Historically, if a Workers’ Compensation Judge found that the medical-legal analysis and discussion of apportionment fell short of the standard of proof, the WCJ could disallow the apportionment altogether for a lack of substantial medical evidence and failure by the defendant to carry its burden of proof on the issue.

However, claims professionals and defense attorneys should be aware of the recent panel decision in Sutherland v. Gold Trail Union School District which may provide some relief to defendants where a WJC finds its apportionment analysis deficient. In that case, the applicant appealed a WCJ’s trial determination allowing non-industrial apportionment. The applicant asserted that the apportionment opinion did not constitute substantial evidence. On reconsideration, a panel of WCAB commissioners reviewed the apportionment analysis and agreed with the applicant that the AME failed to adequately explain “the how and why pre-existing factors were causing permanent disability at the time of the evaluation, nor how and why those factors were responsible for 50% of applicant’s right shoulder disability.”

Thankfully for defendant, the WCAB commissioners did not return the case to the trial judge with direction to disallow the apportionment. Rather, the WCAB granted the defendant an opportunity to return to the AME for a second bite at the apple and a more substantial apportionment analysis.

The commissioners noted that the Appeals Board has the discretionary authority to develop the record when it does not contain substantial evidence pertaining to a threshold issue, or when it is necessary in order to fully adjudicate the issues. (Lab. Code §§ 5701, 5906; Tyler v. Workers’ Comp. Appeals Bd. (1997) 56 Cal.App.4th 389 [62 Cal.Comp.Cases 924]; see McClune v. Workers’ Comp. Appeals Bd. (1998) 62 Cal.App.4th 1117 [63 Cal.Comp.Cases 261].) When the medical record requires further development, the record should first be supplemented by physicians who have already reported in the case. (See McDuffie v.
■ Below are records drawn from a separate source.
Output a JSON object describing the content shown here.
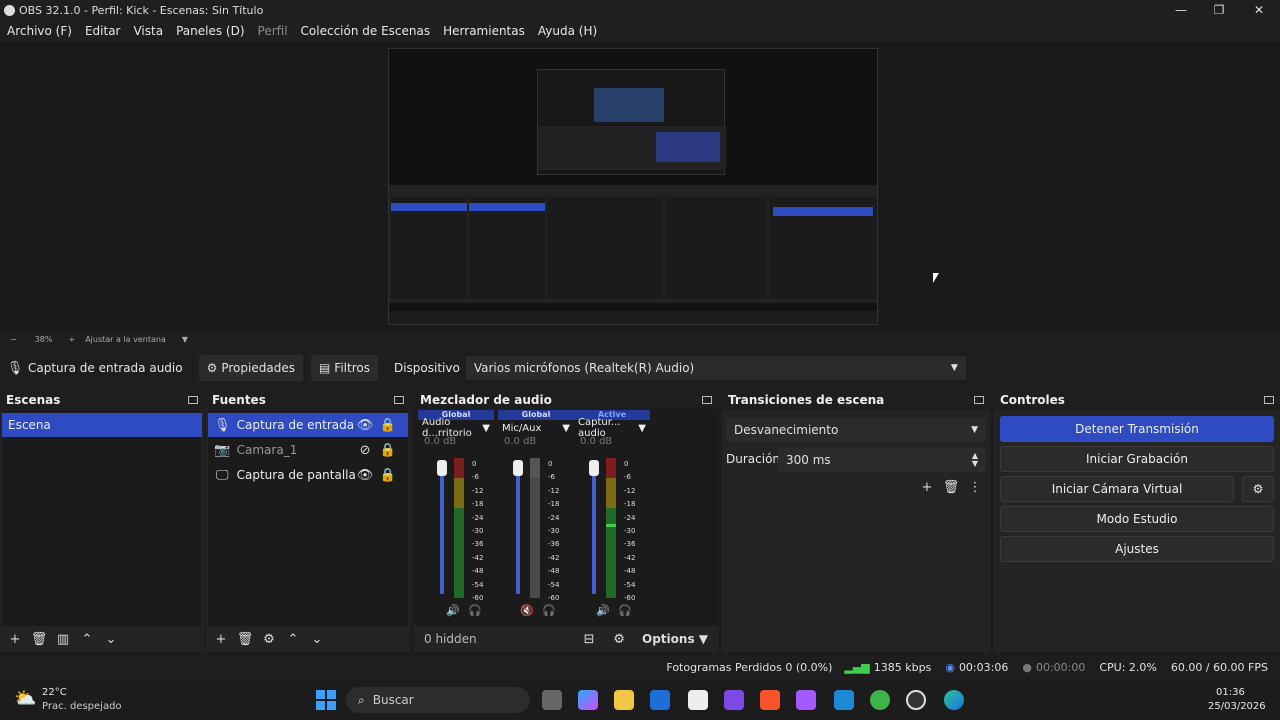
{
  "window": {
    "title": "OBS 32.1.0 - Perfil: Kick - Escenas: Sin Título"
  },
  "menu": {
    "items": [
      "Archivo (F)",
      "Editar",
      "Vista",
      "Paneles (D)",
      "Perfil",
      "Colección de Escenas",
      "Herramientas",
      "Ayuda (H)"
    ]
  },
  "zoom": {
    "level": "38%",
    "fit_label": "Ajustar a la ventana"
  },
  "source_toolbar": {
    "source_name": "Captura de entrada audio",
    "properties_label": "Propiedades",
    "filters_label": "Filtros",
    "device_label": "Dispositivo",
    "device_value": "Varios micrófonos (Realtek(R) Audio)"
  },
  "scenes": {
    "title": "Escenas",
    "items": [
      "Escena"
    ]
  },
  "sources": {
    "title": "Fuentes",
    "items": [
      "Captura de entrada audio",
      "Camara_1",
      "Captura de pantalla"
    ]
  },
  "mixer": {
    "title": "Mezclador de audio",
    "channels": [
      {
        "tag": "Global",
        "name": "Audio d...rritorio",
        "db": "0.0 dB"
      },
      {
        "tag": "Global",
        "name": "Mic/Aux",
        "db": "0.0 dB"
      },
      {
        "tag": "Active",
        "name": "Captur... audio",
        "db": "0.0 dB"
      }
    ],
    "ticks": [
      "0",
      "-6",
      "-12",
      "-18",
      "-24",
      "-30",
      "-36",
      "-42",
      "-48",
      "-54",
      "-60"
    ],
    "hidden_label": "0 hidden",
    "options_label": "Options"
  },
  "transitions": {
    "title": "Transiciones de escena",
    "type": "Desvanecimiento",
    "duration_label": "Duración",
    "duration_value": "300 ms"
  },
  "controls": {
    "title": "Controles",
    "stop_stream": "Detener Transmisión",
    "start_recording": "Iniciar Grabación",
    "start_virtual_cam": "Iniciar Cámara Virtual",
    "studio_mode": "Modo Estudio",
    "settings": "Ajustes"
  },
  "status": {
    "dropped_frames": "Fotogramas Perdidos 0 (0.0%)",
    "bitrate": "1385 kbps",
    "stream_time": "00:03:06",
    "rec_time": "00:00:00",
    "cpu": "CPU: 2.0%",
    "fps": "60.00 / 60.00 FPS"
  },
  "taskbar": {
    "weather_temp": "22°C",
    "weather_desc": "Prac. despejado",
    "search_placeholder": "Buscar",
    "time": "01:36",
    "date": "25/03/2026"
  },
  "colors": {
    "accent": "#2f4bc2",
    "panel": "#242424",
    "background": "#1e1e1e"
  }
}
Los Angeles County Metropolitan Transit Authority (2001) 67 Cal.Comp.Cases 138 (Appeals Board en banc).)

In summary, the WCAB allowed the parties in the Southerland case to return to the AME to request a supplemental report clarifying his opinion on apportionment of applicant’s disability.

The takeaway here is that claims administrators and defense attorneys should not take a medical evaluator’s opinion on apportionment for granted. The WCAB requires some substantial analysis and explanation on how and why the pre-existing condition was causing impairment or disability at the time of the medical evaluation. However, if the opinion on apportionment fails to qualify as substantial evidence, and before the WCJ disallows apportionment altogether, the defense may request an opportunity to return to the medical evaluator for a supplemental analysis and further support.